SUARAINDONEWS.COM, Jakarta-Koordinator Presidium FORHATI (Forum Alumni HMI-Wati) Hanifah Husein menegaskan bukan hanya kaum lelaki yang berjuang dalam literasi. Menurutnya perpustakaan menjadi simbol tidak hanya lelaki tetapi juga banyak peninggalan perempuan di bidang literasi.
“Mereka (perempuan) biasa menulis, mencatat semua perjuangannya, itu dilakukan oleh Ibu Kartini. Tetapi di sisi lain kita tidak boleh lupa bahwa Malahayati adalah panglima perang yang pertama di dunia perempuan, “ kata Hanifah Husein dalam acara “Malam Budaya Baca Puisi Perempuan Untuk Indonesia” Majelis Nasional (MN) Forhati dan sosialisasi empat pilar MPR di Aula Perpustakaan Nasional, Jakarta, Minggu (29/4/2018) malam.
Malam Budaya Baca Puisi Perempuan Untuk Indonesia`, dihadiri istri Wakil Presiden, Mufidah Jusuf Kalla, Gusti Kanjeng Ratu Hemas, Menteri Luar Negeri (Menlu) Retno Marsudi, Menteri Lingkungan Hidup dan Kehutanan, Siti Nurbaya, Wagub DKI Jakarta Sandiaga Uno, Koordinator Presidium MN Korp Alumni HMI Siti Zuhro dan Budayawan Taufiq Ismail.
Hanifah berpendapat pihaknya memadukan acara peringatan Hari Kartini 21 April dan Hari Pendidikan Nasional 2 Mei, dengan menggelar baca puisi sebagai bentuk peringatan atas perjuangan para pejuang-pejuang perempuan. “Mereka adalah pejuang-pejuang hebat.
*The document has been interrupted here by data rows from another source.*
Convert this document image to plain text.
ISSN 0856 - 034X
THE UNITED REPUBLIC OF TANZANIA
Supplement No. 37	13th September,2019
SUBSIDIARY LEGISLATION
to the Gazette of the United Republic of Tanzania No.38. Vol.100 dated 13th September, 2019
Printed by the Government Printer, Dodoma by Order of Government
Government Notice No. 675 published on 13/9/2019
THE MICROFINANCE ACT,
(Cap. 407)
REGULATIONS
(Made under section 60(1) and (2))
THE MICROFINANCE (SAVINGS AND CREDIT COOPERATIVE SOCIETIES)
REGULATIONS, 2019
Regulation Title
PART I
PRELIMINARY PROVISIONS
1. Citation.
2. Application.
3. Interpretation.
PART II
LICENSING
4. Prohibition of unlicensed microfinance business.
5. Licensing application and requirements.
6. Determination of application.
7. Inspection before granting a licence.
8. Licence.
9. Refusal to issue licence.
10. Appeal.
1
Kartini meninggalkan literasi, Malahayati meninggalkan heroiknya, pejuang perempuan lainnya memimpin bahkan melawan penjajah, “ katanya menyebut sejumlah pejuang perempuan diantaranya Malahayati adalah seorang perempuan yang berasal dari Kesultanan Aceh, Cut Nyak Dhien, Dewi Sartika, Cristina Martha Tiahahu.
Sedangkan penyatuannya dengan Hardiknas, Forhati ingin mengingatkan kembali, perempuan adalah madrasatul Ula. “Jadi sekolah pertama dan utama bagi anak-anak dan anak bangsa itu adalah perempuan, adalah ibu. Itulah keinginan kami memberi pesan di dalam acara ini, “ katanya.
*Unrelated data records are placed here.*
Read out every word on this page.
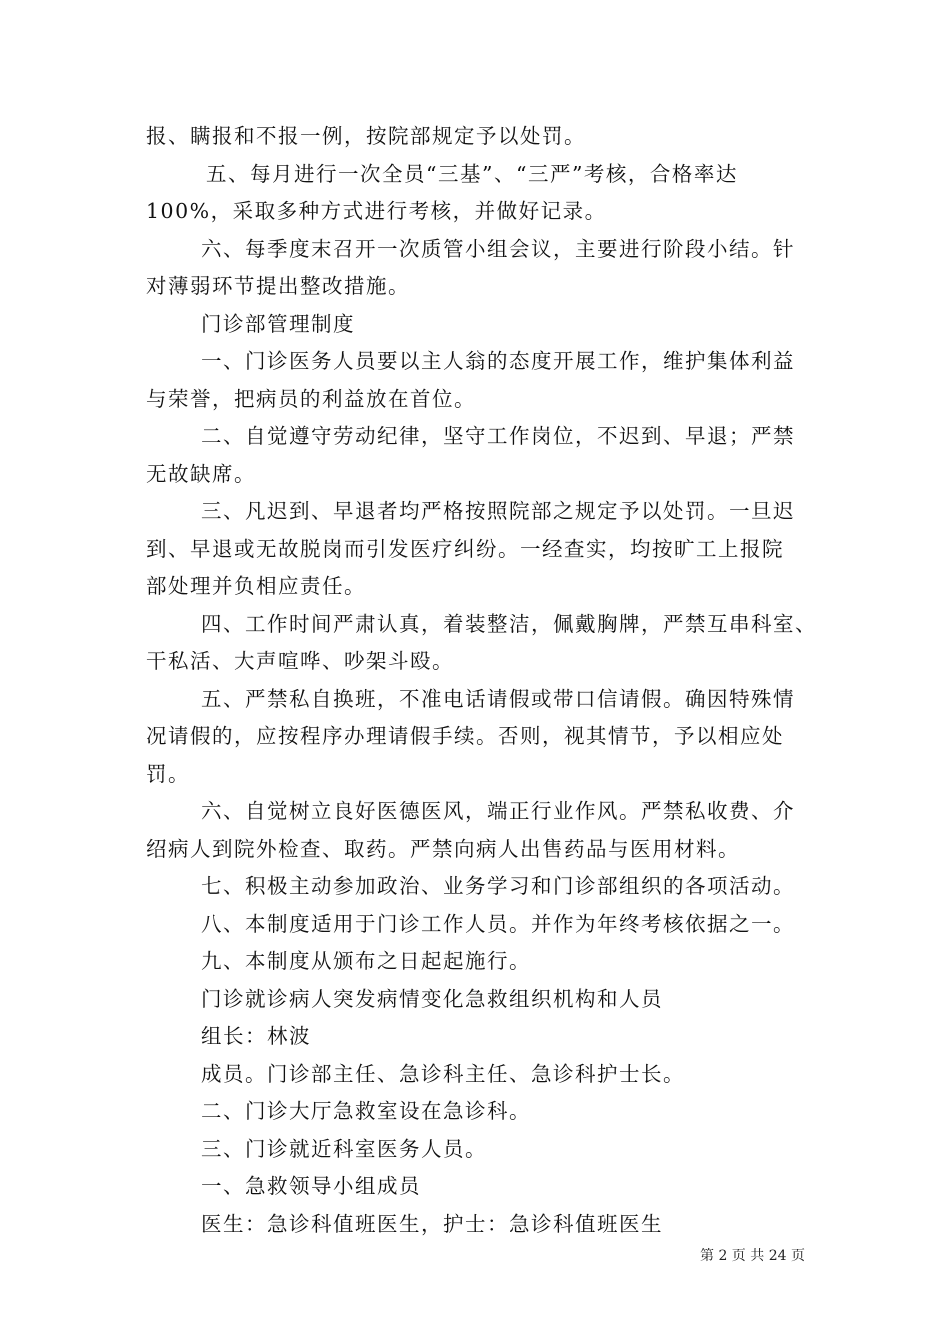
报、瞒报和不报一例，按院部规定予以处罚。
五、每月进行一次全员“三基”、“三严”考核，合格率达
100%，采取多种方式进行考核，并做好记录。
六、每季度末召开一次质管小组会议，主要进行阶段小结。针
对薄弱环节提出整改措施。
门诊部管理制度
一、门诊医务人员要以主人翁的态度开展工作，维护集体利益
与荣誉，把病员的利益放在首位。
二、自觉遵守劳动纪律，坚守工作岗位，不迟到、早退；严禁
无故缺席。
三、凡迟到、早退者均严格按照院部之规定予以处罚。一旦迟
到、早退或无故脱岗而引发医疗纠纷。一经查实，均按旷工上报院
部处理并负相应责任。
四、工作时间严肃认真，着装整洁，佩戴胸牌，严禁互串科室、
干私活、大声喧哗、吵架斗殴。
五、严禁私自换班，不准电话请假或带口信请假。确因特殊情
况请假的，应按程序办理请假手续。否则，视其情节，予以相应处
罚。
六、自觉树立良好医德医风，端正行业作风。严禁私收费、介
绍病人到院外检查、取药。严禁向病人出售药品与医用材料。
七、积极主动参加政治、业务学习和门诊部组织的各项活动。
八、本制度适用于门诊工作人员。并作为年终考核依据之一。
九、本制度从颁布之日起起施行。
门诊就诊病人突发病情变化急救组织机构和人员
组长：林波
成员。门诊部主任、急诊科主任、急诊科护士长。
二、门诊大厅急救室设在急诊科。
三、门诊就近科室医务人员。
一、急救领导小组成员
医生：急诊科值班医生，护士：急诊科值班医生
第 2 页 共 24 页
Sementara Zulkifli Hasan pun tak luput ikut membaca bait-bait puisi Berjuta Mereka, Berjuta Ibunda Kita, karya Taufiq Ismail, Cinta Ibunda kita adalah cinta yang semesta, cinta kepada keluarga, pada kampung halaman dan tanah airnya.
“Ibu kalau saya memanggilnya dulu di kampung dengan sebutan emak
. Emak saya mengajari saya sejak saya kecil untuk berbagai. Bukan hanya omongan saja tapi benar-benar menjadi keseharian emak saya antara lain, beliau selalu kalau masak pasti dibagi dua masakannya,” kata Zulhas.(Bams/EK)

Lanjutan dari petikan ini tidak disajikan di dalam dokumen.